Setley gave the word and the mammoth ambled off, fifty yards in the wake of another Tank, three others following at regular intervals. It was still night. Dawn was close at hand, but any indications of the break of day were concealed by the huge clouds of smoke that hung in impenetrable curtains over the German lines. It was snowing. Frozen flakes were whirling through the smoke-laden air. In places the ground was covered to a depth of four or five inches, although everywhere the pure white mantle was rapidly churned into brownish slush by the constant movement of vehicles and men.
Half-past five. To the second the British guns lifted, raining their hail of projectiles on the hostile support trenches and putting up such a tremendous barrage that no living thing could endure in that sector of bursting shells. To those of the high explosive type were added others of a terrible but totally different character. Fritz was being paid back in his own coin and with compound interest. Oft-times the cultured Huns had made use of liquid fire—a hideous barbaric means of attack. Retaliations had been reluctantly decided upon by the British authorities. At last the time-honoured maxim, "an eye for an eye, a tooth for a tooth," was being put into force.
Splendid in their terrible work, the liquid fire shells burst with admirable precision over the crowded reserve trenches. Unable to retreat owing to the barrage, reluctant to face the bombs and bayonets of the British infantry as they kept pace with the lifting artillery fire, the Germans were trapped.
Almost without meeting any resistance the Tommies swarmed over the hostile trenches, and soon a steady, ever-increasing stream of prisoners—men dazed with the horror of the bombardment, hungry, dirty, and devoid of spirit—set in towards the advance cages.

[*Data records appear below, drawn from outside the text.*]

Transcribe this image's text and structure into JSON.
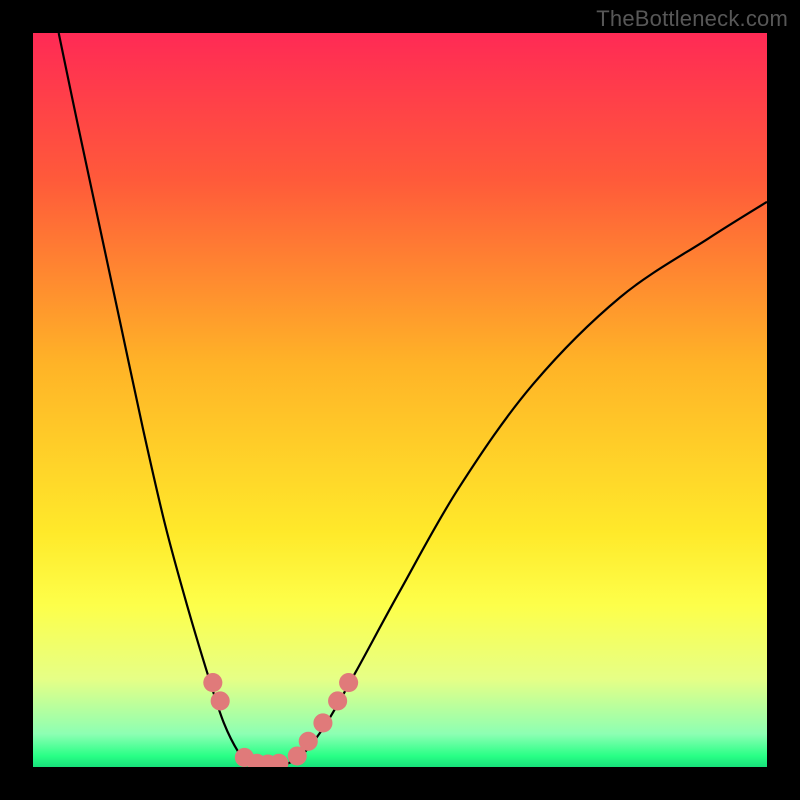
{
  "watermark": "TheBottleneck.com",
  "chart_data": {
    "type": "line",
    "title": "",
    "xlabel": "",
    "ylabel": "",
    "xlim": [
      0,
      100
    ],
    "ylim": [
      0,
      100
    ],
    "legend": false,
    "grid": false,
    "background_gradient": {
      "stops": [
        {
          "pos": 0.0,
          "color": "#ff2a55"
        },
        {
          "pos": 0.2,
          "color": "#ff5a3a"
        },
        {
          "pos": 0.45,
          "color": "#ffb327"
        },
        {
          "pos": 0.68,
          "color": "#ffe92a"
        },
        {
          "pos": 0.78,
          "color": "#fdff4a"
        },
        {
          "pos": 0.88,
          "color": "#e6ff86"
        },
        {
          "pos": 0.955,
          "color": "#8dffb3"
        },
        {
          "pos": 0.985,
          "color": "#29ff86"
        },
        {
          "pos": 1.0,
          "color": "#17e07a"
        }
      ]
    },
    "series": [
      {
        "name": "bottleneck-curve",
        "stroke": "#000000",
        "stroke_width": 2.2,
        "x": [
          3.5,
          6,
          9,
          12,
          15,
          18,
          21,
          24,
          26,
          28,
          29.5,
          31,
          33,
          35,
          37,
          40,
          44,
          50,
          58,
          68,
          80,
          92,
          100
        ],
        "y": [
          100,
          88,
          74,
          60,
          46,
          33,
          22,
          12,
          6,
          2,
          0.4,
          0.2,
          0.2,
          0.6,
          2,
          6,
          13,
          24,
          38,
          52,
          64,
          72,
          77
        ]
      }
    ],
    "markers": {
      "name": "bottleneck-threshold-markers",
      "color": "#e07a7a",
      "radius_pct": 1.3,
      "points": [
        {
          "x": 24.5,
          "y": 11.5
        },
        {
          "x": 25.5,
          "y": 9.0
        },
        {
          "x": 28.8,
          "y": 1.3
        },
        {
          "x": 30.5,
          "y": 0.5
        },
        {
          "x": 32.0,
          "y": 0.4
        },
        {
          "x": 33.5,
          "y": 0.5
        },
        {
          "x": 36.0,
          "y": 1.5
        },
        {
          "x": 37.5,
          "y": 3.5
        },
        {
          "x": 39.5,
          "y": 6.0
        },
        {
          "x": 41.5,
          "y": 9.0
        },
        {
          "x": 43.0,
          "y": 11.5
        }
      ]
    }
  }
}
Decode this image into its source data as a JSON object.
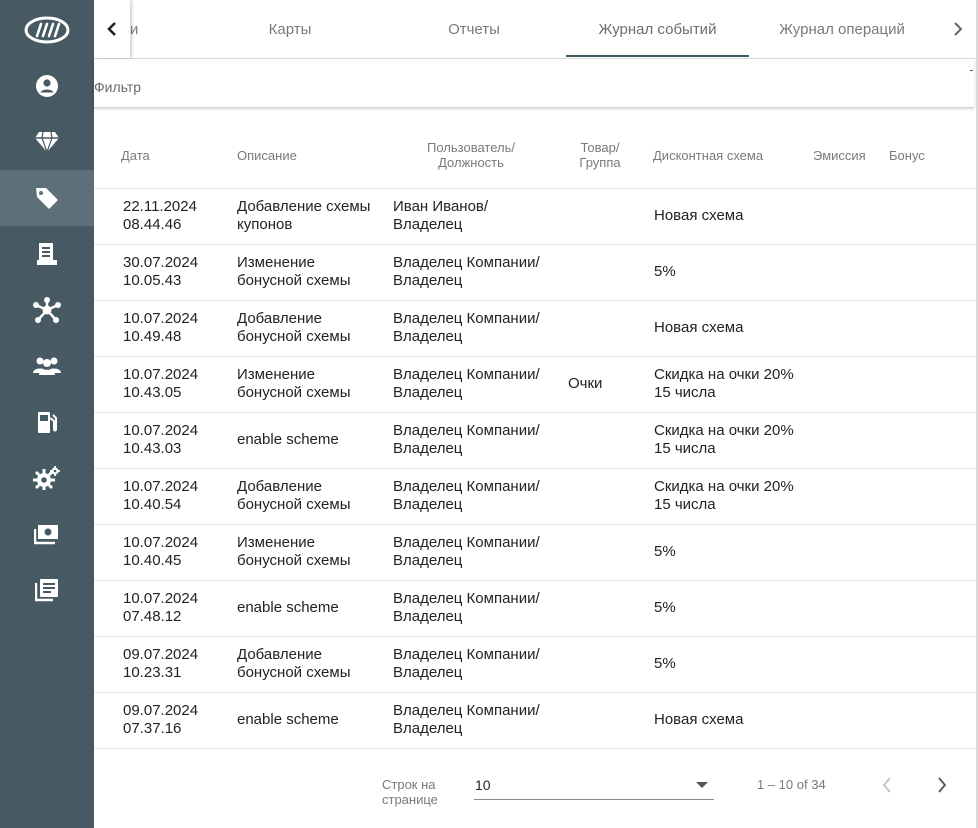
{
  "sidebar": {
    "items": [
      {
        "icon": "logo-icon"
      },
      {
        "icon": "account-icon"
      },
      {
        "icon": "diamond-icon"
      },
      {
        "icon": "tag-icon",
        "active": true
      },
      {
        "icon": "receipt-icon"
      },
      {
        "icon": "network-icon"
      },
      {
        "icon": "people-icon"
      },
      {
        "icon": "gas-station-icon"
      },
      {
        "icon": "settings-icon"
      },
      {
        "icon": "money-icon"
      },
      {
        "icon": "list-icon"
      }
    ]
  },
  "tabs": {
    "items": [
      "и",
      "Карты",
      "Отчеты",
      "Журнал событий",
      "Журнал операций"
    ],
    "active": "Журнал событий"
  },
  "filter": {
    "label": "Фильтр"
  },
  "table": {
    "headers": {
      "date": "Дата",
      "description": "Описание",
      "user_line1": "Пользователь/",
      "user_line2": "Должность",
      "product_line1": "Товар/",
      "product_line2": "Группа",
      "scheme": "Дисконтная схема",
      "emission": "Эмиссия",
      "bonus": "Бонус"
    },
    "rows": [
      {
        "date": "22.11.2024",
        "time": "08.44.46",
        "desc1": "Добавление схемы",
        "desc2": "купонов",
        "user1": "Иван Иванов/",
        "user2": "Владелец",
        "product": "",
        "scheme1": "Новая схема",
        "scheme2": ""
      },
      {
        "date": "30.07.2024",
        "time": "10.05.43",
        "desc1": "Изменение",
        "desc2": "бонусной схемы",
        "user1": "Владелец Компании/",
        "user2": "Владелец",
        "product": "",
        "scheme1": "5%",
        "scheme2": ""
      },
      {
        "date": "10.07.2024",
        "time": "10.49.48",
        "desc1": "Добавление",
        "desc2": "бонусной схемы",
        "user1": "Владелец Компании/",
        "user2": "Владелец",
        "product": "",
        "scheme1": "Новая схема",
        "scheme2": ""
      },
      {
        "date": "10.07.2024",
        "time": "10.43.05",
        "desc1": "Изменение",
        "desc2": "бонусной схемы",
        "user1": "Владелец Компании/",
        "user2": "Владелец",
        "product": "Очки",
        "scheme1": "Скидка на очки 20%",
        "scheme2": "15 числа"
      },
      {
        "date": "10.07.2024",
        "time": "10.43.03",
        "desc1": "enable scheme",
        "desc2": "",
        "user1": "Владелец Компании/",
        "user2": "Владелец",
        "product": "",
        "scheme1": "Скидка на очки 20%",
        "scheme2": "15 числа"
      },
      {
        "date": "10.07.2024",
        "time": "10.40.54",
        "desc1": "Добавление",
        "desc2": "бонусной схемы",
        "user1": "Владелец Компании/",
        "user2": "Владелец",
        "product": "",
        "scheme1": "Скидка на очки 20%",
        "scheme2": "15 числа"
      },
      {
        "date": "10.07.2024",
        "time": "10.40.45",
        "desc1": "Изменение",
        "desc2": "бонусной схемы",
        "user1": "Владелец Компании/",
        "user2": "Владелец",
        "product": "",
        "scheme1": "5%",
        "scheme2": ""
      },
      {
        "date": "10.07.2024",
        "time": "07.48.12",
        "desc1": "enable scheme",
        "desc2": "",
        "user1": "Владелец Компании/",
        "user2": "Владелец",
        "product": "",
        "scheme1": "5%",
        "scheme2": ""
      },
      {
        "date": "09.07.2024",
        "time": "10.23.31",
        "desc1": "Добавление",
        "desc2": "бонусной схемы",
        "user1": "Владелец Компании/",
        "user2": "Владелец",
        "product": "",
        "scheme1": "5%",
        "scheme2": ""
      },
      {
        "date": "09.07.2024",
        "time": "07.37.16",
        "desc1": "enable scheme",
        "desc2": "",
        "user1": "Владелец Компании/",
        "user2": "Владелец",
        "product": "",
        "scheme1": "Новая схема",
        "scheme2": ""
      }
    ]
  },
  "pagination": {
    "rows_label_line1": "Строк на",
    "rows_label_line2": "странице",
    "rows_per_page": "10",
    "range": "1 – 10 of 34"
  },
  "colors": {
    "sidebar_bg": "#475a63",
    "sidebar_active": "#5d6f78",
    "tab_ink": "#3f5964"
  }
}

"We're out of it this trip," thought Ralph. "There's nothing for the Tanks to do. By Jove, there is, though! A viper's nest wants flattening out."
CHAPTER XIV
THE COMMAND OF A TANK
"Second-Lieutenant Setley's attention had been directed to a machine-gun emplacement that, notwithstanding the terrific pounding of the Hun lines, had somehow escaped the general demolition. It stood in a slight hollow, the dip in the ground enabling the machine-guns to fire diagonally across the line of advancing troops and, incidentally, into the crowd of demoralized Hun prisoners. Although the arc of fire was limited, the result was hardly less efficacious on that account.
The harmless splaying of bullets upon the Tank's armoured side had drawn Ralph's attention to the source of the hail of small missiles. He could discern the domed tops of the three portable steel cupolas in which the machine-guns were housed. Evidently these metal defence works had been kept in a deep dug-out during the bombardment, and when the British guns lifted had been raised from the bowels of the earth—giving trouble and asking for it.